Auditor jumped gun on MTBE risk, official says
By John D. Cox, Bee Staff Writer 
Copyright 1998 Sacramento Bee
December 24, 1998
A critical state auditor's report about bureaucratic handling of MTBE 
contamination in groundwater drew a mixed response Wednesday from California's 
chief drinking water watchdog. 
While he agreed with several recommendations in the report that would 
streamline the state regulatory process, David P. Spath 
said the report jumped to a conclusion about the 
risk to public health posed by the gasoline additive. 
"They jumped to a conclusion that it's a carcinogen," said Spath, and the assumption colors the auditors' criticism
of the pace of 
the state response as MTBE has turned up in some drinking water 
supplies in the last few years, most seriously in South Lake Tahoe and Santa 
Monica.  
The auditor's report said that while the state had 
"ample evidence that gasoline leaking from underground storage tanks is 
jeopardizing the safety of our drinking-water supplies, it has not acted 
quickly and decisively to address this potential health hazard." 

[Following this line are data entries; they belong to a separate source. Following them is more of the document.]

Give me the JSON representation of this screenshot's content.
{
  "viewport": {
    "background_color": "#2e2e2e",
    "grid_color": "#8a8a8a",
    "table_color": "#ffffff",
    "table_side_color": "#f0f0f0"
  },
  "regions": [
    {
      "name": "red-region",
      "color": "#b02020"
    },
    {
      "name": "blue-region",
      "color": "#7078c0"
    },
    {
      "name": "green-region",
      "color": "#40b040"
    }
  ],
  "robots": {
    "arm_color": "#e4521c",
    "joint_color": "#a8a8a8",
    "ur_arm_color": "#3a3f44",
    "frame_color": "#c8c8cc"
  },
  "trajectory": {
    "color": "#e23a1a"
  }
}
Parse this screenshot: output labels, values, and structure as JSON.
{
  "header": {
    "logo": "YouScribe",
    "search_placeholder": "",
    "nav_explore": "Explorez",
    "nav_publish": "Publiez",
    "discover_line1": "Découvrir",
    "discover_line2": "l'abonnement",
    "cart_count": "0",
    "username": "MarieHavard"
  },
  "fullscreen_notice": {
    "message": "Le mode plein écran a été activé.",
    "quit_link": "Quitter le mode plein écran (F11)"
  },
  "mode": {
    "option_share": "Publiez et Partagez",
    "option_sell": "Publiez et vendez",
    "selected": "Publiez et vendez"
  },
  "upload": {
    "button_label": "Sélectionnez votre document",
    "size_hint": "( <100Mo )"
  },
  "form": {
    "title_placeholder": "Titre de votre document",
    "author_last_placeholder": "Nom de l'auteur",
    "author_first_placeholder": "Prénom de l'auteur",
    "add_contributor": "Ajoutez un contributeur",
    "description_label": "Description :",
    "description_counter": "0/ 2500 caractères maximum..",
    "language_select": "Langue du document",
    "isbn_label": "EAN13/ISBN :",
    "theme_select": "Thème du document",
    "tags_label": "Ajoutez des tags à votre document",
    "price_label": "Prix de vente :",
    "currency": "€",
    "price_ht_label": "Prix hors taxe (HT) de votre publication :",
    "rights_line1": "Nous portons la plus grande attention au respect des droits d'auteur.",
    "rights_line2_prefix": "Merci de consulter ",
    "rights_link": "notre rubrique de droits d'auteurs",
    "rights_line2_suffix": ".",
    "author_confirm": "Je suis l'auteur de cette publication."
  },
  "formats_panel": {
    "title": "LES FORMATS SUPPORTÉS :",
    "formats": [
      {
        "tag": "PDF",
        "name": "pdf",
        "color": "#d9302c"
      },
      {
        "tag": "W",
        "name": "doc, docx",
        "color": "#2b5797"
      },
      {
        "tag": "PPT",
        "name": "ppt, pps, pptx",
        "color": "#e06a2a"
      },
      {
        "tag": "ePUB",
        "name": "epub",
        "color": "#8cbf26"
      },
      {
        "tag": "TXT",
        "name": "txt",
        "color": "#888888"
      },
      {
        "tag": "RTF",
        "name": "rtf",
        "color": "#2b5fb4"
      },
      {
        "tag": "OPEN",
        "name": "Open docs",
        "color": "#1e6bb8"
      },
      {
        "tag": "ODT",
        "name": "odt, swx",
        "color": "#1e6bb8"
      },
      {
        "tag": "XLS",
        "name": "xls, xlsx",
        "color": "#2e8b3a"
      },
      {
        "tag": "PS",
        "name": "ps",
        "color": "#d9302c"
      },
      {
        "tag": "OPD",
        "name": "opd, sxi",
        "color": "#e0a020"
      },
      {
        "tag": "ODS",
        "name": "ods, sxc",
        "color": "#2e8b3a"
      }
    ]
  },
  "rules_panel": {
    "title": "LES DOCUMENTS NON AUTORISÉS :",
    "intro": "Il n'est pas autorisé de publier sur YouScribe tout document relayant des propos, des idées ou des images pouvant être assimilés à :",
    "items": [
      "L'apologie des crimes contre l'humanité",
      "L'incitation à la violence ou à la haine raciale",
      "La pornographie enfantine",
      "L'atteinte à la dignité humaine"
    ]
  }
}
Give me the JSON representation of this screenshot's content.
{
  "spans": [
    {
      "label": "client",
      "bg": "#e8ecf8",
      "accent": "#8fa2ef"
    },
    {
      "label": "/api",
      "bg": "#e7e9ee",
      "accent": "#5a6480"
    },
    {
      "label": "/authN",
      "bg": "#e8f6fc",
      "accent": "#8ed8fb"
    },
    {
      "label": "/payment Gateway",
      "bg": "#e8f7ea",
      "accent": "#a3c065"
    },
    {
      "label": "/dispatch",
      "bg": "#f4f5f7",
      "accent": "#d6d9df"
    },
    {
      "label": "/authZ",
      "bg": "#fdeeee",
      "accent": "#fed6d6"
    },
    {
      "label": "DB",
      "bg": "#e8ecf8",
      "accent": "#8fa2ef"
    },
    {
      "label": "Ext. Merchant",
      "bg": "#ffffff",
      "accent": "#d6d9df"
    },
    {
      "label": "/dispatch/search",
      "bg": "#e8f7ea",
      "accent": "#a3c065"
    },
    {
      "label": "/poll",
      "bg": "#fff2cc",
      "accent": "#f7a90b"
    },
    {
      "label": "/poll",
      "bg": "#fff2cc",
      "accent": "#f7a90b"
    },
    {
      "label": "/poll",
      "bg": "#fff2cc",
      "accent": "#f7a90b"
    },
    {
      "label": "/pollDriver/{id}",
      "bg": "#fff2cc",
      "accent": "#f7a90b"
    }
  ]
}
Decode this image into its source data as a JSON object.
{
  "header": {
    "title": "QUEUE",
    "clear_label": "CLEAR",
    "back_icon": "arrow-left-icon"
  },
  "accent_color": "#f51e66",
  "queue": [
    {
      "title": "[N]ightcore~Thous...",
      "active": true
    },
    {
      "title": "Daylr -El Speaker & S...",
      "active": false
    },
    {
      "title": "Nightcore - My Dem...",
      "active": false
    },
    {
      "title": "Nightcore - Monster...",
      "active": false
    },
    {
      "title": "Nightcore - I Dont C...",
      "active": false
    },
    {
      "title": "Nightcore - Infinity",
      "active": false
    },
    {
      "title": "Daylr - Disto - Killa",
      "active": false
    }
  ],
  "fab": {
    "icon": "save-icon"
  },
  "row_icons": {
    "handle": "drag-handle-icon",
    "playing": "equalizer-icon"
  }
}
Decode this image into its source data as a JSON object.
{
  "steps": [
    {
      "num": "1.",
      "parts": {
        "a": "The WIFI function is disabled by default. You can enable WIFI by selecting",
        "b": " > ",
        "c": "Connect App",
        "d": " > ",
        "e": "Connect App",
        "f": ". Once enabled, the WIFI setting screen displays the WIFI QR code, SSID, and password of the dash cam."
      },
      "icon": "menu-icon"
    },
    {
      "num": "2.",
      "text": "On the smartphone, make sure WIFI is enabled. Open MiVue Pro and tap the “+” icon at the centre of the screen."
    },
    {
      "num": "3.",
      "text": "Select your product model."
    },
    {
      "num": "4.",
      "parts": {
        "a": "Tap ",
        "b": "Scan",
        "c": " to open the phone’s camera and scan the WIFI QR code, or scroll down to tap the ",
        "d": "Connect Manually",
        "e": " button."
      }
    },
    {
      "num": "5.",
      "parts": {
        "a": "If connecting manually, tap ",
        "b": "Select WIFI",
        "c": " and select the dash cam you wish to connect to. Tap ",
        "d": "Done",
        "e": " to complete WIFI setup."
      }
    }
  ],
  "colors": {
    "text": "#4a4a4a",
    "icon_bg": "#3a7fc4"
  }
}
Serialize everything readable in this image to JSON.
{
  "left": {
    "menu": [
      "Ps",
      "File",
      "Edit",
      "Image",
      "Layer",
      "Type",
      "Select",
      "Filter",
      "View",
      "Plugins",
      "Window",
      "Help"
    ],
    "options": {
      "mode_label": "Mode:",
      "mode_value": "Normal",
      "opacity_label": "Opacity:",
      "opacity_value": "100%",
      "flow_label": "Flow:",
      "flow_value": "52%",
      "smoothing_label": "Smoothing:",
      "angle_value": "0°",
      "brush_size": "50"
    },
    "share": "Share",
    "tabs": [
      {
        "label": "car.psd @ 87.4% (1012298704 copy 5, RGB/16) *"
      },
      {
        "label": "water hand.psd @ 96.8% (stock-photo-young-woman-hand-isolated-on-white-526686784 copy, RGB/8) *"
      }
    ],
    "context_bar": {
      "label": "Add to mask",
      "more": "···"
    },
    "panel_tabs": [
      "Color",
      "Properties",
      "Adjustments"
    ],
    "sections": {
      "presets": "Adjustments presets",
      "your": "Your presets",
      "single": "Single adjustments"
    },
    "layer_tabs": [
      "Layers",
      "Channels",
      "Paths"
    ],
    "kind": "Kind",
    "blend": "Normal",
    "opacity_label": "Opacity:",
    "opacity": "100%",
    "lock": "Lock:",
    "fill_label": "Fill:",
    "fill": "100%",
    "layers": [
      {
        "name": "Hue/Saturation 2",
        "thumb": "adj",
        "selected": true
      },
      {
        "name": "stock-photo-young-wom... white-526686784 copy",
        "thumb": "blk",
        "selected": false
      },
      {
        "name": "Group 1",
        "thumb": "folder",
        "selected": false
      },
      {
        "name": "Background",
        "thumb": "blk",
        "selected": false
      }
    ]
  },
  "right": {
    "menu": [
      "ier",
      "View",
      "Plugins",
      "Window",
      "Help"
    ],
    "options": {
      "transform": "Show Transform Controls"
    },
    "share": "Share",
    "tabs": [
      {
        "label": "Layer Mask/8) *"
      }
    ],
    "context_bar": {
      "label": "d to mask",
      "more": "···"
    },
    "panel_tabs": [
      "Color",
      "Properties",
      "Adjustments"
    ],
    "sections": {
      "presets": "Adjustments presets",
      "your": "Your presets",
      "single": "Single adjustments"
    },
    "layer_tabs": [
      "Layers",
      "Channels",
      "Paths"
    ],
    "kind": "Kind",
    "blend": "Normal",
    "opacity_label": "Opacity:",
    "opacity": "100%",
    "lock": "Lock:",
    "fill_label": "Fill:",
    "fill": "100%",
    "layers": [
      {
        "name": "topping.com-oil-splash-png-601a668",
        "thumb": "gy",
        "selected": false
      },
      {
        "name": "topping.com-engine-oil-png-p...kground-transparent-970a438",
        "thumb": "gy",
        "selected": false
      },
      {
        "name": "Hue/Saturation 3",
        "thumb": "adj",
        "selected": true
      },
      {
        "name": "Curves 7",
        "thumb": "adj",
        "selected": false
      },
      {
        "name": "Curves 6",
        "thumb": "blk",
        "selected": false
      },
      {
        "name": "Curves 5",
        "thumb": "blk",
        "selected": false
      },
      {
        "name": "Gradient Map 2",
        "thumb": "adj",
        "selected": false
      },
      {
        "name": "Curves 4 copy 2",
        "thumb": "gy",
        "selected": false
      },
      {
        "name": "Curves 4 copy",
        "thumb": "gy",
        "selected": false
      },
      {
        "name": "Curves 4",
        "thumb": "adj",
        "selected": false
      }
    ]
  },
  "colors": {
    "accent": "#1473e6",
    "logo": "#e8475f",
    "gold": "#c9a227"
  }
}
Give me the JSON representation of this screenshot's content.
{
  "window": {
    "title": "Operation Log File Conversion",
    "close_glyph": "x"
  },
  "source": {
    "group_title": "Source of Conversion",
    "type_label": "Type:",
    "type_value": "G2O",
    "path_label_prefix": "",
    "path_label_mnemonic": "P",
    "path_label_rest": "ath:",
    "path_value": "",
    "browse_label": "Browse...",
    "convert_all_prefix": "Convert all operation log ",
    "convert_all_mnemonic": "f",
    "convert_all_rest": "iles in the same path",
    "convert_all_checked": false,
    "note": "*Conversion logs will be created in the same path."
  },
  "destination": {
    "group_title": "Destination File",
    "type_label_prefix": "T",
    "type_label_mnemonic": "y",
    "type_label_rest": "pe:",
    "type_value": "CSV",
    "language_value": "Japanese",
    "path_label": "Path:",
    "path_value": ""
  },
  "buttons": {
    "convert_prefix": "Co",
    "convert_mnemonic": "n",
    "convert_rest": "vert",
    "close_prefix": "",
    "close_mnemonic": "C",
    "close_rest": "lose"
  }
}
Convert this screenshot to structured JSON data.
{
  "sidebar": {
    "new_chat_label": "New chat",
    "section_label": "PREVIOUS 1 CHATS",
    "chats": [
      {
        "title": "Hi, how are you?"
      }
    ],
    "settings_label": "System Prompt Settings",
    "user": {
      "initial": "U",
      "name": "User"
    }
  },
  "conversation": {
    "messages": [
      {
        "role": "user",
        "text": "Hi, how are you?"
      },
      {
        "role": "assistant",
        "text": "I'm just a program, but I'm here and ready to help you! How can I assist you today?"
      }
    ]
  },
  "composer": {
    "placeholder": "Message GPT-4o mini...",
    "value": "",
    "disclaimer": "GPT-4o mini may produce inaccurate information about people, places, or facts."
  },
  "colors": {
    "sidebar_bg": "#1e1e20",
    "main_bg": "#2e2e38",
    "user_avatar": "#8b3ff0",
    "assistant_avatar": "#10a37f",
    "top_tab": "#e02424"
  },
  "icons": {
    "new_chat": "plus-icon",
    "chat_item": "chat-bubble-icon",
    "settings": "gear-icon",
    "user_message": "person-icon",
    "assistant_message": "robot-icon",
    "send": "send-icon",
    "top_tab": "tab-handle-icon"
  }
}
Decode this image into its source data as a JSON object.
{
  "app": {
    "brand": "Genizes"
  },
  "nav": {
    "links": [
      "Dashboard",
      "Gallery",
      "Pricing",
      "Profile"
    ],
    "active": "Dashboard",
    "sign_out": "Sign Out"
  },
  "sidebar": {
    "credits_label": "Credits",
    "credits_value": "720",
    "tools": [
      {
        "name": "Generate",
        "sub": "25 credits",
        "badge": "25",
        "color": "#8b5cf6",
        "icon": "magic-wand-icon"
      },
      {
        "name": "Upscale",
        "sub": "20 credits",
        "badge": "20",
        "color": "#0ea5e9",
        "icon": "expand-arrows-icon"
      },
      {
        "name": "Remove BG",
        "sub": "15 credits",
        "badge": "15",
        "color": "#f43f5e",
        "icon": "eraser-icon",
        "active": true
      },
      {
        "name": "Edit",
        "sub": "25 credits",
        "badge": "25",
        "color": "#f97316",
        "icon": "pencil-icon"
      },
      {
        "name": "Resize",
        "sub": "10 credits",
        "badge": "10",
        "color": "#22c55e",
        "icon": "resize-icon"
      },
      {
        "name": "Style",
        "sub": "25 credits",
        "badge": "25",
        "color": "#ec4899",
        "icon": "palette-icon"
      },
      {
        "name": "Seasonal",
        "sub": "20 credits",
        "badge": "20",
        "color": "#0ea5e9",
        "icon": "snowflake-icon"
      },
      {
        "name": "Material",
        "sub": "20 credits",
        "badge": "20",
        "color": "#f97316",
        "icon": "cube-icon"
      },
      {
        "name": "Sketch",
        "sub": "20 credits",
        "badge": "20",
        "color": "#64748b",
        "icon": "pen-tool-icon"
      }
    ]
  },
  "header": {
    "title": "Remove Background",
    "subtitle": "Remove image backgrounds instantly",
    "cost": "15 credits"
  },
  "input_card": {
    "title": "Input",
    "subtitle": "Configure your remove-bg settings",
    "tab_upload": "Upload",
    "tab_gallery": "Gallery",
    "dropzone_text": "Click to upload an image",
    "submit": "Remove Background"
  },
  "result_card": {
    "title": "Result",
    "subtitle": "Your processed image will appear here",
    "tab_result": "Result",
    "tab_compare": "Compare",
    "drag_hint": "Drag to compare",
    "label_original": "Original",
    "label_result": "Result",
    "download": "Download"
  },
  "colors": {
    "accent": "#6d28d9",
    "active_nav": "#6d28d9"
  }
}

Earlier this month, however, a state scientific panel commissioned by the state 
Office of Environmental Health Hazard Assessment concluded that it did not have 
enough evidence to conclude that MTBE posed a threat of causing 
cancer in humans. 
The panel's findings were consistent with U.S. Environmental Protection Agency 
guidelines, which list the gas additive as a 
"possible human carcinogen." Existing 
studies on the effects of the chemical on laboratory animals are based on 
inhaling MTBE vapors rather than drinking contaminated water. 
Spath said the recent findings support the state's decision in 1996 that the 
presence of MTBE in some groundwater supplies did not meet the legal 
definitions of 
a public health emergency. 
"I don't think it's settled yet," Spath said of the public health question. 
"That's something that may take a longer period of time." 
Methyl tertiary-butyl ether, or MTBE, is an additive required in gasoline sold 
in California to 
help the state meet federal clean air requirements, but the bitter-tasting, 
odorous chemical is showing up increasingly in drinking water supplies. 
Requested by the Legislature, the auditor's report cited 
"multiple shortcomings" in the drinking water regulations by the state Department of Health 
Services division headed by Spath and by the State Water Resources Control 
Board. 
It listed a number of recommendations for improvements in the way the two 
agencies, and also the California Environmental Protection Agency, monitor and 
enforce drinking-water safety standards. 
"There are a number of points that they 
made that are valid points," said Spath, particularly recommendations to improve communications among 
agencies and to bring about timely reporting of drinking-water monitoring data.